Today, many franchise networks have pages on various social media sites (such as Facebook, Twitter, LinkedIn, YouTube, Instagram, Google+) to increase their visibility among internet users and to promote their news, announcements, special offers, etc.
Meanwhile, many franchisees also have their own profiles and their own pages on the same or even different social media sites, and use such means to participate in various social networks.
Yet when questioned about their involvement with regard to the social media presence of their franchisees, many franchisors are still of the opinion that this concerns the franchisee … and not the franchisor.
Is this true?
Isn't the presence of a franchisee on social media and social networks, as well as the image and messages it conveys to the public on these networks, a form of advertising or public relations activity that can clearly have an impact on the entire network as well as on each franchisee and … on the franchisor?
The strength and quality of the franchisor's corporate branding has an impact on the franchisees, both individually and collectively. Likewise, the strength and quality of the presence of each franchisee on social networks and social media also has a direct impact on the other franchisees and the franchisor.
Quite simply, because networking activities on the internet are both local and international at the same time. The internet knows no borders and the messages posted there travel throughout the world and remain available, sometimes much longer than desired.
However, social networks and social media are now an increasingly integral part of public relations, visibility and advertising of a franchise network.
In fact, many businesses today run advertising campaigns, some of which are highly elaborate, designed exclusively for social media.
More and more customers and potential customers (especially, but not only, among people 40 and under) are abandoning traditional media (newspapers, magazines, radio and television) in favour of social and digital media.
The "laissez-faire" approach regarding the presence and activities of franchisees on social media and social networks is a thing of the past.
Every franchisor concerned about the quality of their brand and messages coming from their network must, therefore, now play a proactive role with regard to the activities of its franchisees on social media and social networks.

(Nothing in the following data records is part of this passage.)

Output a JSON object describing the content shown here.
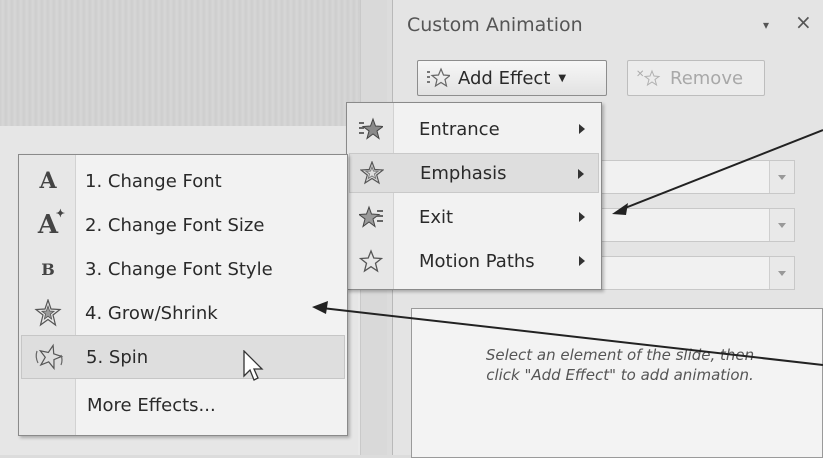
{
  "pane": {
    "title": "Custom Animation",
    "dropdown_glyph": "▾",
    "close_glyph": "×",
    "add_effect": "Add Effect",
    "remove": "Remove",
    "hint_line1": "Select an element of the slide, then",
    "hint_line2": "click \"Add Effect\" to add animation."
  },
  "add_effect_menu": [
    {
      "label": "Entrance",
      "icon": "entrance-star-icon"
    },
    {
      "label": "Emphasis",
      "icon": "emphasis-star-icon",
      "highlighted": true
    },
    {
      "label": "Exit",
      "icon": "exit-star-icon"
    },
    {
      "label": "Motion Paths",
      "icon": "motion-path-star-icon"
    }
  ],
  "emphasis_submenu": [
    {
      "label": "1. Change Font",
      "icon": "font-A-icon",
      "glyph": "A"
    },
    {
      "label": "2. Change Font Size",
      "icon": "font-size-icon",
      "glyph": "A"
    },
    {
      "label": "3. Change Font Style",
      "icon": "font-style-icon",
      "glyph": "B"
    },
    {
      "label": "4. Grow/Shrink",
      "icon": "grow-shrink-icon"
    },
    {
      "label": "5. Spin",
      "icon": "spin-icon",
      "highlighted": true
    },
    {
      "label": "More Effects..."
    }
  ]
}
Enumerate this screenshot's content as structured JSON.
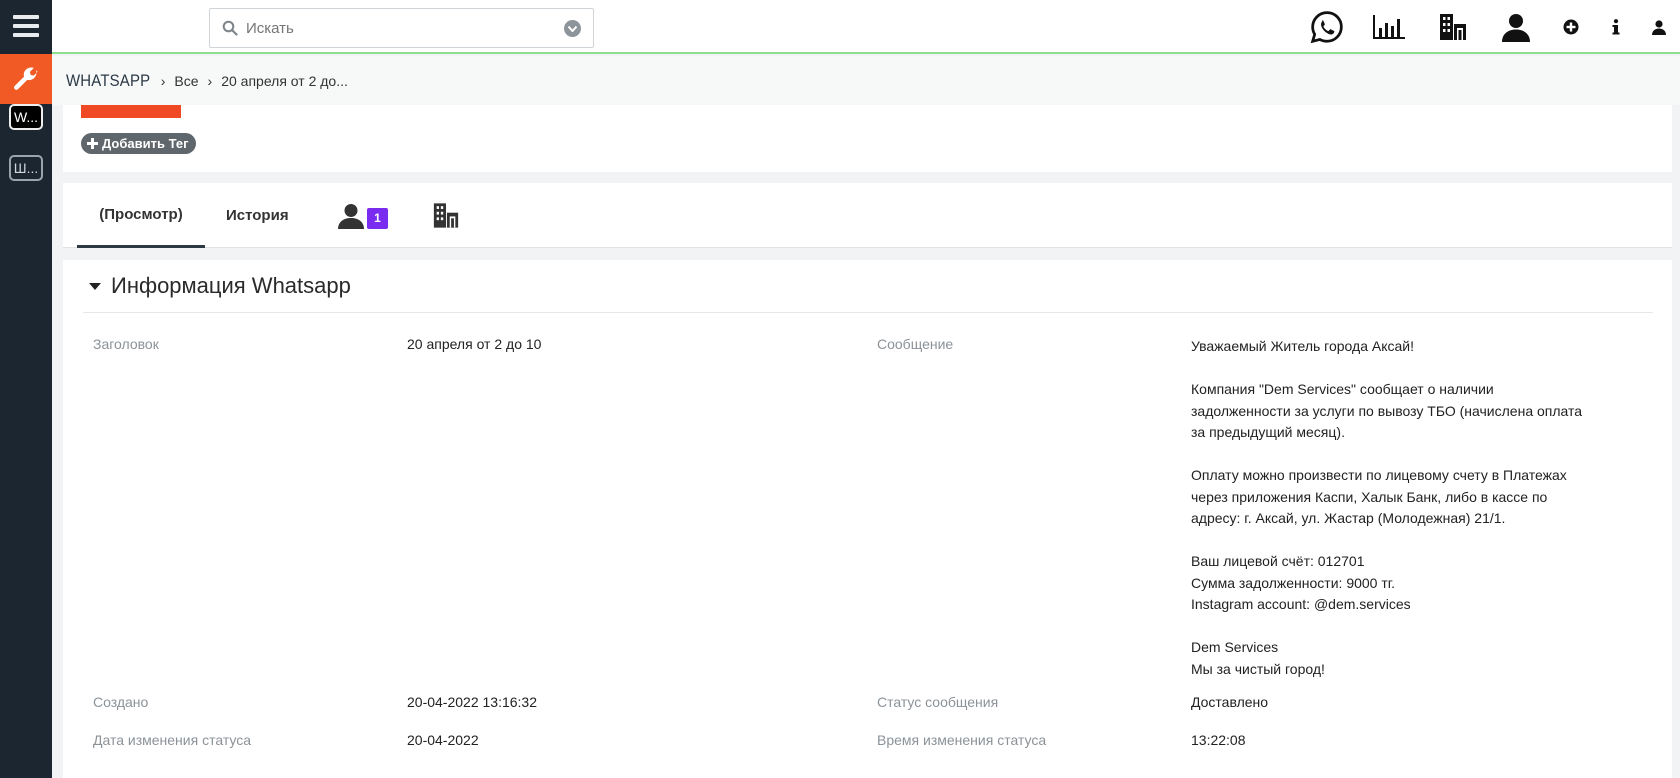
{
  "search": {
    "placeholder": "Искать"
  },
  "sidebar": {
    "pills": [
      {
        "label": "W..."
      },
      {
        "label": "Ш..."
      }
    ]
  },
  "breadcrumb": {
    "app": "WHATSAPP",
    "items": [
      "Все",
      "20 апреля от 2 до..."
    ]
  },
  "tags": {
    "add_label": "Добавить Тег"
  },
  "tabs": [
    {
      "label": "(Просмотр)",
      "active": true
    },
    {
      "label": "История",
      "active": false
    }
  ],
  "users_tab": {
    "badge": "1"
  },
  "panel": {
    "title": "Информация Whatsapp",
    "fields": {
      "title_label": "Заголовок",
      "title_value": "20 апреля от 2 до 10",
      "message_label": "Сообщение",
      "created_label": "Создано",
      "created_value": "20-04-2022 13:16:32",
      "status_label": "Статус сообщения",
      "status_value": "Доставлено",
      "status_date_label": "Дата изменения статуса",
      "status_date_value": "20-04-2022",
      "status_time_label": "Время изменения статуса",
      "status_time_value": "13:22:08"
    },
    "message": {
      "line1": "Уважаемый Житель города Аксай!",
      "line2": "Компания \"Dem Services\" сообщает о наличии задолженности за услуги по вывозу ТБО (начислена оплата за предыдущий месяц).",
      "line3": "Оплату можно произвести по лицевому счету в Платежах через приложения Каспи, Халык Банк, либо в кассе по адресу: г. Аксай, ул. Жастар (Молодежная) 21/1.",
      "line4a": "Ваш лицевой счёт: 012701",
      "line4b": "Сумма задолженности: 9000 тг.",
      "line4c": "Instagram account: @dem.services",
      "line5a": "Dem Services",
      "line5b": "Мы за чистый город!"
    }
  },
  "colors": {
    "sidebar_bg": "#1b2631",
    "accent_orange": "#f15a24",
    "badge_purple": "#7a2bf0",
    "header_underline": "#8ee08e"
  }
}
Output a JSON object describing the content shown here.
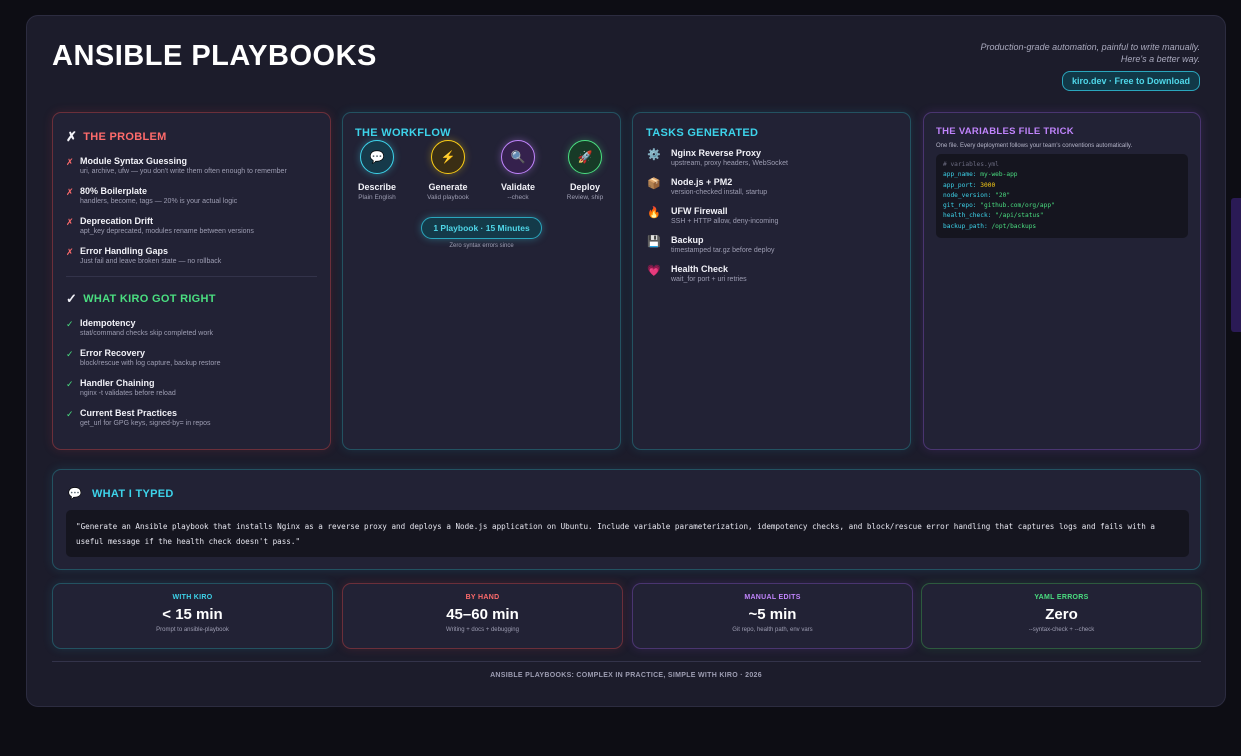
{
  "header": {
    "title": "ANSIBLE PLAYBOOKS",
    "tagline_line1": "Production-grade automation, painful to write manually.",
    "tagline_line2": "Here's a better way.",
    "badge": "kiro.dev · Free to Download"
  },
  "problem": {
    "heading": "THE PROBLEM",
    "heading_icon": "✗",
    "items": [
      {
        "mark": "✗",
        "title": "Module Syntax Guessing",
        "sub": "uri, archive, ufw — you don't write them often enough to remember"
      },
      {
        "mark": "✗",
        "title": "80% Boilerplate",
        "sub": "handlers, become, tags — 20% is your actual logic"
      },
      {
        "mark": "✗",
        "title": "Deprecation Drift",
        "sub": "apt_key deprecated, modules rename between versions"
      },
      {
        "mark": "✗",
        "title": "Error Handling Gaps",
        "sub": "Just fail and leave broken state — no rollback"
      }
    ]
  },
  "right": {
    "heading": "WHAT KIRO GOT RIGHT",
    "heading_icon": "✓",
    "items": [
      {
        "mark": "✓",
        "title": "Idempotency",
        "sub": "stat/command checks skip completed work"
      },
      {
        "mark": "✓",
        "title": "Error Recovery",
        "sub": "block/rescue with log capture, backup restore"
      },
      {
        "mark": "✓",
        "title": "Handler Chaining",
        "sub": "nginx -t validates before reload"
      },
      {
        "mark": "✓",
        "title": "Current Best Practices",
        "sub": "get_url for GPG keys, signed-by= in repos"
      }
    ]
  },
  "workflow": {
    "heading": "THE WORKFLOW",
    "steps": [
      {
        "icon": "💬",
        "title": "Describe",
        "sub": "Plain English"
      },
      {
        "icon": "⚡",
        "title": "Generate",
        "sub": "Valid playbook"
      },
      {
        "icon": "🔍",
        "title": "Validate",
        "sub": "--check"
      },
      {
        "icon": "🚀",
        "title": "Deploy",
        "sub": "Review, ship"
      }
    ],
    "pill": "1 Playbook · 15 Minutes",
    "note": "Zero syntax errors since"
  },
  "tasks": {
    "heading": "TASKS GENERATED",
    "items": [
      {
        "icon": "⚙️",
        "title": "Nginx Reverse Proxy",
        "sub": "upstream, proxy headers, WebSocket"
      },
      {
        "icon": "📦",
        "title": "Node.js + PM2",
        "sub": "version-checked install, startup"
      },
      {
        "icon": "🔥",
        "title": "UFW Firewall",
        "sub": "SSH + HTTP allow, deny-incoming"
      },
      {
        "icon": "💾",
        "title": "Backup",
        "sub": "timestamped tar.gz before deploy"
      },
      {
        "icon": "💗",
        "title": "Health Check",
        "sub": "wait_for port + uri retries"
      }
    ]
  },
  "variables": {
    "heading": "THE VARIABLES FILE TRICK",
    "desc": "One file. Every deployment follows your team's conventions automatically.",
    "comment": "# variables.yml",
    "lines": [
      {
        "key": "app_name:",
        "value": "my-web-app",
        "color": "#4ade80"
      },
      {
        "key": "app_port:",
        "value": "3000",
        "color": "#facc15"
      },
      {
        "key": "node_version:",
        "value": "\"20\"",
        "color": "#4ade80"
      },
      {
        "key": "git_repo:",
        "value": "\"github.com/org/app\"",
        "color": "#4ade80"
      },
      {
        "key": "health_check:",
        "value": "\"/api/status\"",
        "color": "#4ade80"
      },
      {
        "key": "backup_path:",
        "value": "/opt/backups",
        "color": "#4ade80"
      }
    ]
  },
  "typed": {
    "icon": "💬",
    "heading": "WHAT I TYPED",
    "prompt": "\"Generate an Ansible playbook that installs Nginx as a reverse proxy and deploys a Node.js application on Ubuntu. Include variable parameterization, idempotency checks, and block/rescue error handling that captures logs and fails with a useful message if the health check doesn't pass.\""
  },
  "stats": [
    {
      "label": "WITH KIRO",
      "value": "< 15 min",
      "sub": "Prompt to ansible-playbook",
      "color": "#3dd3ea"
    },
    {
      "label": "BY HAND",
      "value": "45–60 min",
      "sub": "Writing + docs + debugging",
      "color": "#ff6b6b"
    },
    {
      "label": "MANUAL EDITS",
      "value": "~5 min",
      "sub": "Git repo, health path, env vars",
      "color": "#c084fc"
    },
    {
      "label": "YAML ERRORS",
      "value": "Zero",
      "sub": "--syntax-check + --check",
      "color": "#4ade80"
    }
  ],
  "footer": "ANSIBLE PLAYBOOKS: COMPLEX IN PRACTICE, SIMPLE WITH KIRO · 2026",
  "colors": {
    "accent_cyan": "#3dd3ea",
    "accent_red": "#ff6b6b",
    "accent_purple": "#c084fc",
    "accent_green": "#4ade80",
    "background": "#1c1c2b"
  }
}
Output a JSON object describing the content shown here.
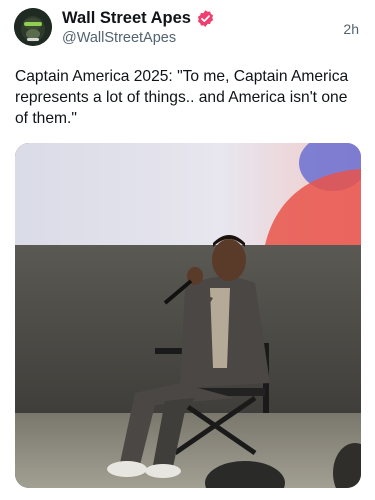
{
  "author": {
    "display_name": "Wall Street Apes",
    "handle": "@WallStreetApes",
    "verified": true,
    "avatar_icon": "gorilla-avatar"
  },
  "timestamp": "2h",
  "tweet": {
    "text": "Captain America 2025: \"To me, Captain America represents a lot of things.. and America isn't one of them.\""
  },
  "media": {
    "type": "video-still",
    "description_icon": "video-thumbnail"
  },
  "colors": {
    "verified_badge": "#ef3e6f",
    "secondary_text": "#536471",
    "primary_text": "#0f1419"
  }
}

- training (initial and continuous), guiding and supporting franchisees with regard to creating their pages and profiles on social media and social networks;
- preparing and providing franchisees with graphic standards, images, designs, logos and a template to allow them to create captivating pages and profiles that project an attractive and positive image of their businesses and the entire network;
- providing franchisees with guides, tools and means to improve their visibility on social media, to expand their social networks and to attract customers through their activities on social media and social networks;
- develop and provide standards and guides to franchisees that ensure the quality and uniformity of their presence on social media and social networks, as well as adequate responses to questions and comments from internet users;
- put in writing (such as in the franchise agreement itself) and communicate the rules and standards for messages that can be posted or disseminated by the franchisees, as well as by their employees (when relating to the business of the franchisee, franchisor or franchise network), on social media and social networks;
- actively and closely monitor franchisee activities, and that of their employees, on social media and social networks and, if needed, apply the necessary corrective measures;
- constantly monitor messages, articles, questions, reviews, and comments posted online on any social media or network concerning or affecting the franchise network, the franchisor or one of its franchisees;
- ensure that an adequate and relevant response is quickly posted online with regard to any question or comment posted online that is directed to the franchisor or one of its franchisees. A quick response time is essential to online communications, and the response must normally be posted online within 24 hours after the question or comment was posted.
Three Practical Tips:
Many franchise agreements were written before social media and social networks became as important as they are now. Accordingly, many of these contracts do not include the appropriate clauses concerning social media and social networks and the presence of the franchisee on them.
Now is the time to verify that your contract does contain the appropriate clauses to this effect and, if not, to update it so that they are included.
Nothing is as frustrating to a franchisor as learning from a journalist, supplier, potential franchisee or customer that negative messages are circulating on its social media or social networks.
Given the speed at which news and comments circulate on the internet, only an extremely rapid (usually within less than 24 hours) and adequate response can allow you to prevent negative or false news, or negative comments, from spreading to the point where they can no longer be corrected.
It is, therefore, very important for a franchisor to closely monitor, in real time, all news, messages and comments posted on any social media or social network that concerns it or its network.
Today, there exist numerous means, some of which are simple and inexpensive, that allow a franchisor to monitor messages that circulate on the internet and on its social media and social networks. These means may, if necessary, allow it to rapidly intervene and to limit the damage, the impact of which can increase with blinding speed.
More and more often, we see situations where the actions of people or businesses (for example, sending a notice or demand letter or initiating a legal action) are shared on social media and social networks, on which they generate a public impact that sometimes is much greater than the legal or financial impact of the action itself.
Public opinion is increasingly becoming a kind of "people's court" that renders a decision rapidly and summarily, sometimes on the sole basis of their first impression of a situation. What's more, once this first impression is in place, it is extremely difficult, and sometimes impossible, to reverse it.
This is a business risk that every franchisor must now consider in its decision-making process, especially when faced with an defaulting franchisee, a franchisee who is having problems or a franchisee who advises the franchisor of complaints, as well as in connection with drafting any notice, demand letter or legal proceeding (which may be released into the public domain).